The Replacement of Weeds

The best regeneration strategies for both flora and fauna are long term. This is not to say that we just accept the weeds on our sites because they are providing habitat or food source for native fauna, or preventing erosion, or maintaining continuous canopy cover in a wildlife corridor,or providing shade and shelter in an otherwise bare landscape.


Rather we need to at least consider all these positive aspects of weeds before we decide on the best strategy for gradual or mosaic removal, and that the regeneration, either natural or assisted, should replace not only the aesthetic value in the revegetated landscape but the functional values as well.


An excellent example of the turn-around in the thinking of post-1788 boat people is the saga of Camphor Laurel and Willows, which are now listed as noxious weeds in some areas. When the European settlers moved into the Australian landscape, they cleared enormous tracts of lowland and riverine rainforest for both cabinet timbers and as farmland. They then planted Camphor Laurels as shade and shelter trees for their stock, and planted Willows to hold the river banks together.


If they had been thinking strategically, they could have selectively left native laurel species or other rainforest species as shelter trees (as they did with some native figs), and not cleared the native forest from the riparian zones.


The legacy of these early settlers is a massive weed problem with both of these tree species, which, ironically, modern Landcarers are trying to overcome by strategically logging out Camphor Laurel as a cabinet timber, by removal of Willows from the riverbanks and by replacement planting of indigenous rainforest trees.


Ironic also is the fact that the presence of Camphor Laurel allowed the survival of frugivorous (fruit-eating) fauna, such as the Topknot Pigeon, the White-headed Pigeon (both of which have been sighted recently at Salts Bay eating Cabbage Tree Palm fruit), the Wompoo Pigeon, the Rose-crowned Fruit Dove, the Superb Pigeon and the Black Flying Fox, all of which were threatened with extinction following the destruction of their rainforest habitat on the east coast of NSW and Queensland.

Camphor Laurels provide an important winter food source for fruit-eating birds and bats.
Let’s look at a common scenario locally: a relatively small reserve, surrounded by houses with backyard exotic plantings; a degraded and weed-invaded creekline because as the lowest point in the topography that’s where the sewer line goes; a developing “rainforest” understorey of natives (Cheese Trees, Lillypillies) and exotics (Small-leafed Privet, Large-leafed Privet, African Olive, Lantana, Camphor Laurel).

What do we do?

Where do we start?


Do we try to put back the re-suburban native plant community? Not likely, because of the changed hydrology and nutrients from surrounding gardens.
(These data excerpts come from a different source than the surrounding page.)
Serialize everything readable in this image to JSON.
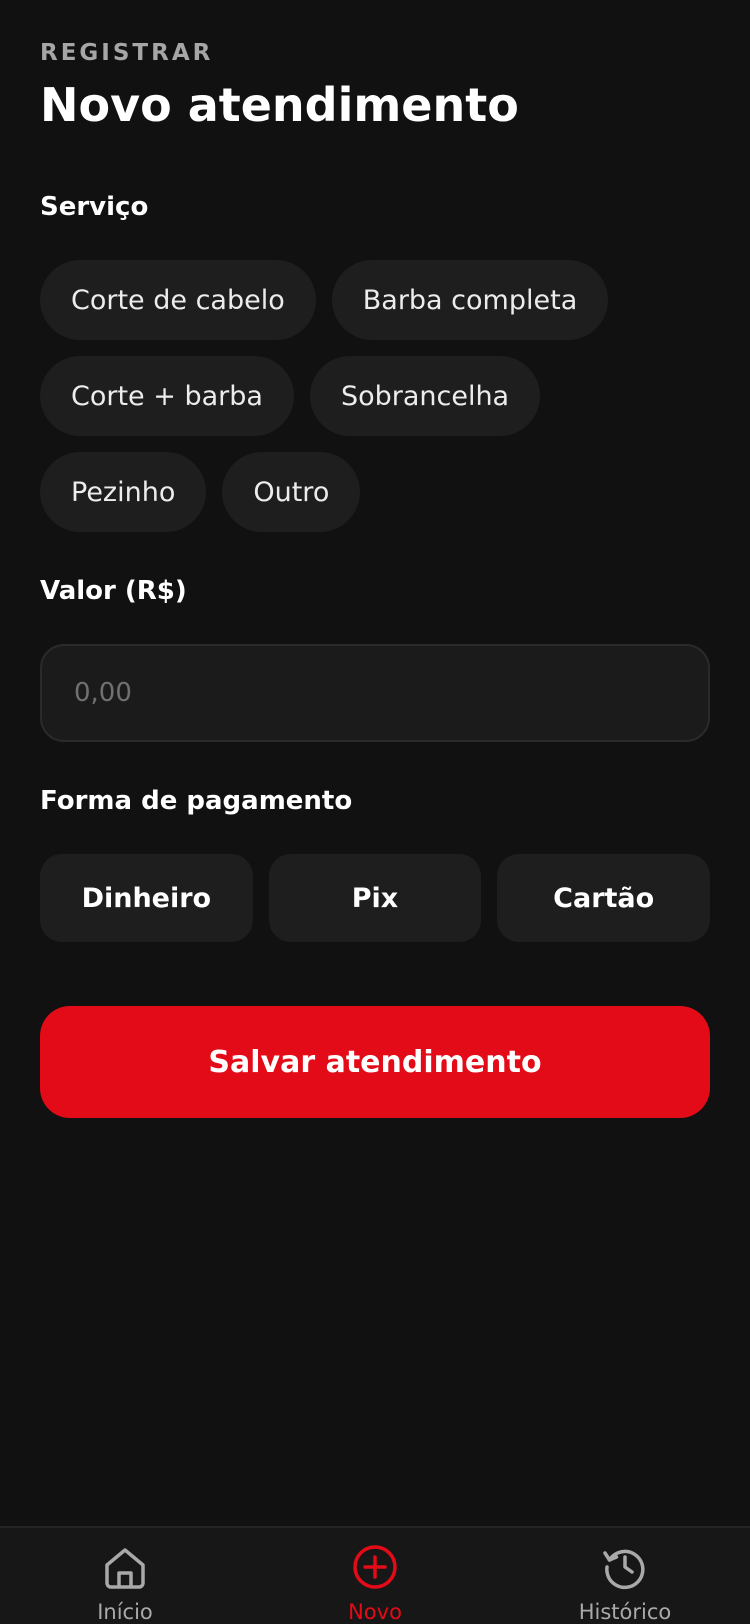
{
  "header": {
    "eyebrow": "REGISTRAR",
    "title": "Novo atendimento"
  },
  "service": {
    "label": "Serviço",
    "options": [
      "Corte de cabelo",
      "Barba completa",
      "Corte + barba",
      "Sobrancelha",
      "Pezinho",
      "Outro"
    ]
  },
  "value": {
    "label": "Valor (R$)",
    "current": "",
    "placeholder": "0,00"
  },
  "payment": {
    "label": "Forma de pagamento",
    "options": [
      "Dinheiro",
      "Pix",
      "Cartão"
    ]
  },
  "save_button": {
    "label": "Salvar atendimento"
  },
  "bottom_nav": {
    "items": [
      {
        "label": "Início",
        "icon": "home-icon"
      },
      {
        "label": "Novo",
        "icon": "plus-circle-icon",
        "active": true
      },
      {
        "label": "Histórico",
        "icon": "history-icon"
      }
    ]
  },
  "colors": {
    "background": "#111112",
    "surface": "#1e1e1f",
    "accent": "#e30b17",
    "muted_text": "#a6a6a6"
  }
}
How are the “rainforest” species, both native and exotic, getting there? Birds? Possums? Water flow? Probably a combination of these dispersal mechanisms.


We want to get rid of the weeds but we don’t want to lose the native wildlife.


Ideally ...

  • We start our weeding at the top of the catchment but this isn’t always possible.
  • We weed in mosaics because we want to maintain habitat zones.

Mosaic weed removal is a process whereby small areas are weeded but enough plant material is left next to these patches to provide all the benefits that vegetation offers. It is a target some leave some process.

 

  • We do not weed and/or plant more than we can maintain as a group or as individuals.
  • Over time we aim to replace weed species with natives that perform the same function:
  • We plant similar fruiting species, Lillypillies, Blueberry Ash, Muttonwood, Sandpaper Fig, Native Olive, Native Elderberry, Red Ash, and native laurels to replace the fruiting weed species, the Privets and Camphor Laurel.
  • We replace the dense and prickly Lantana with prickly native species, such as Citriobatus / Orange Thorn, Melaleuca nodosa/Prickly-leafed Paperbark, Bursaria/Blackthorn or Maclura/Cockspur Thorn, or with dense native vines, such as Cissus spp. /Native Grapes, Pandorea sp./Wonga Wonga Vine and Stephania/Snake Vine.
  • We replace the exotic Elephant’s Ears, Canna Lilly, Indian Ginger, Palm Grass and Giant Reed on the creek bank with natives, Alocasia / Elephant’s Ear, Crinum/Stream Lily, Alpinia /Native Ginger, Lomandra/ Mat Rush and Dianella/Flax Lily.

For every weed on our sites, there is probably a native plant that will perform the same function and occupy the same niche. In time with a gradual and systematic removal of weed species, and replacement with suitable natives, where there was once a weed-invaded and degraded creekline, there will be a bio-diverse, native riparian plant community providing habitat for native fauna.